Tim Burrows, journalist and media commentator, says there was a baton passing moment from father to son in early 2022.
"Lachlan brought the boards of both Fox and News Corporation together at his Beverly Hills mansion in Chartwell and that kicked off talks about merging Fox and News Corporation," he told News Breakfast.
"And …really that proposal was designed to entrench Lachlan as the undisputed person in charge of the empire and I think that is what we have seen [with this recent announcement]."
But lingering questions over Lachlan's appointment remain, including why Murdoch has chosen this moment to finalise his succession plan.
They say in business, one must always have an exit strategy.
For someone with the business instincts sharp enough to leverage a single newspaper in Australia's fifth biggest city, to a global empire with undeniable influence over the highest powers in the United States, there will be a reason for dropping this news now.
In April, Fox settled a defamation lawsuit with Dominion Voting Systems — a company that produces equipment used to cast votes in American elections.
The hefty $787.5 million payout ended legal action brought by Dominion that alleged Murdoch's network had defamed it by knowingly broadcasting false claims that it was involved in a plot to steal the election.
Days later, Lachlan dropped his own defamation proceedings against Australia's Crikey. The Private Media brand had published an article referring to the family as "unindicted co-conspirators" in the US Capitol riots.
It was also April when Donald Trump was indicted for the first time. The former president is now facing charges in four different states — two of the cases are over his alleged efforts to overturn the 2020 election results.
For Trump, those dramas are only just getting started, but for the Murdoch family, there is a quiet lull between the fallout of the last US election cycle and the start of the next one.
The first Republican caucus is on January 15.
This move hands Lachlan editorial control over how the empire covers the candidates and who they select as their ultimate favourite.
Also, Murdoch will be approaching the age of 94 at the next inauguration.
The media mogul has stared down his share of health scares in recent years, but none that moved him to name an heir.
"It strikes me as probably about solidifying Lachlan at the top of the company, because the longer he's in that seat, the longer he might hold on it," Burrows said.
While the expectation is that Lachlan is unlikely to make any big changes in the short term, observers say when Murdoch eventually passes, his other adult children — James, Elisabeth, and Prudence — might look to take the company in a "much more dramatic, a different direction".
All four will inherit a family trust with a 40 per cent stake in News Corp and Fox Corp, giving them a powerful voice in the future of the company.
But with equal voting rights, decision-making will be a delicate process of negotiation between the siblings.
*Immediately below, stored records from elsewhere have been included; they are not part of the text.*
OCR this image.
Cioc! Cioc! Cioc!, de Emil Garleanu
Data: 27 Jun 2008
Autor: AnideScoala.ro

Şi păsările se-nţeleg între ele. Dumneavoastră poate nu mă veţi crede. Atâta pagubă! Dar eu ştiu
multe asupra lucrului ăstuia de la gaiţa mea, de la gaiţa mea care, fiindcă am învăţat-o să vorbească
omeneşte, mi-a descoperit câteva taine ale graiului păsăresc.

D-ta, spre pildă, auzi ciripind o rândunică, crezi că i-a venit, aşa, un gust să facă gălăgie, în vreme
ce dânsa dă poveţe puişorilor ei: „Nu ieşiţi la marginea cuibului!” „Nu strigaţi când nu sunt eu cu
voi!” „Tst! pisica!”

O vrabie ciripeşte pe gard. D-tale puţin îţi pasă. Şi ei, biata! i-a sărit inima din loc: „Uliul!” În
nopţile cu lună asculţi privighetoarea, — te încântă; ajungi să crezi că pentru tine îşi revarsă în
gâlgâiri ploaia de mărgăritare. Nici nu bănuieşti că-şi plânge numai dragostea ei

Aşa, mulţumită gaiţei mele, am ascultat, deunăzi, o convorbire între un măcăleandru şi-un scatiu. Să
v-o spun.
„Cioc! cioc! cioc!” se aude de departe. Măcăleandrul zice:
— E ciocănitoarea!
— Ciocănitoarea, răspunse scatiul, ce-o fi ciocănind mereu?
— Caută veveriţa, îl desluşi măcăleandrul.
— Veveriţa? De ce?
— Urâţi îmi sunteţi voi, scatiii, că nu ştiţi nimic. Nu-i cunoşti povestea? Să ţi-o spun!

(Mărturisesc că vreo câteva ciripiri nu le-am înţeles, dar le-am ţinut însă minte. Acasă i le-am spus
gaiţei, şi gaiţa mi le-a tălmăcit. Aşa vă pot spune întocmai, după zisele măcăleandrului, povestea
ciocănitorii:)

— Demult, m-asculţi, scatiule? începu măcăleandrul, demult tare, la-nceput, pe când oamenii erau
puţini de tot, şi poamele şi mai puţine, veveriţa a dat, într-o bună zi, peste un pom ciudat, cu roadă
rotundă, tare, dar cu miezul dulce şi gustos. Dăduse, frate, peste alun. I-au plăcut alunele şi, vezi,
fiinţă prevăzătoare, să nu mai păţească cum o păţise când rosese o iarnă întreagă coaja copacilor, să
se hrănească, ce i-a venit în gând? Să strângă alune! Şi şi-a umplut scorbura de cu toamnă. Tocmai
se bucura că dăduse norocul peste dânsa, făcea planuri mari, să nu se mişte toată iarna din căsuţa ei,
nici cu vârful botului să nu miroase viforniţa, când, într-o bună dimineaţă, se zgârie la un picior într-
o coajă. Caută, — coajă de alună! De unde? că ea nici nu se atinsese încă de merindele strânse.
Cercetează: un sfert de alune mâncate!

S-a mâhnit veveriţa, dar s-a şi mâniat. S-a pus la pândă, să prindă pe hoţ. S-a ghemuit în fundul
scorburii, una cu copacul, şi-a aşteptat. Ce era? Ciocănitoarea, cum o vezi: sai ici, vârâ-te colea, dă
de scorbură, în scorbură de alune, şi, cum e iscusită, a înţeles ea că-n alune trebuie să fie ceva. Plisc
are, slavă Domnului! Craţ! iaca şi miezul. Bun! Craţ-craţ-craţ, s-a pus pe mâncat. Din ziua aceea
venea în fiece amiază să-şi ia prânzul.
The same appears to hold true of a possible succession battle. To unseat Lachlan from the top job, James would need the support of Elisabeth and Prudence.
"It's not like a real succession scenario right now, this minute," Alice Enders, head of research at Enders Analysis, told Reuters.
"It's more in the future I'd say."
Complex sibling dynamics are not the only challenge to Lachlan's leadership.
There is also the question of what the Murdoch empire is without the man who built it.
For now at least, Rupert Murdoch will continue to have a role to play, despite handing his son the keys to the kingdom.
"In my new role, I can guarantee you that I will be involved every day in the contest of ideas," he wrote in a letter to staff.
"Our companies are communities, and I will be an active member of our community. I will be watching our broadcasts with a critical eye, reading our newspapers and websites and books with much interest."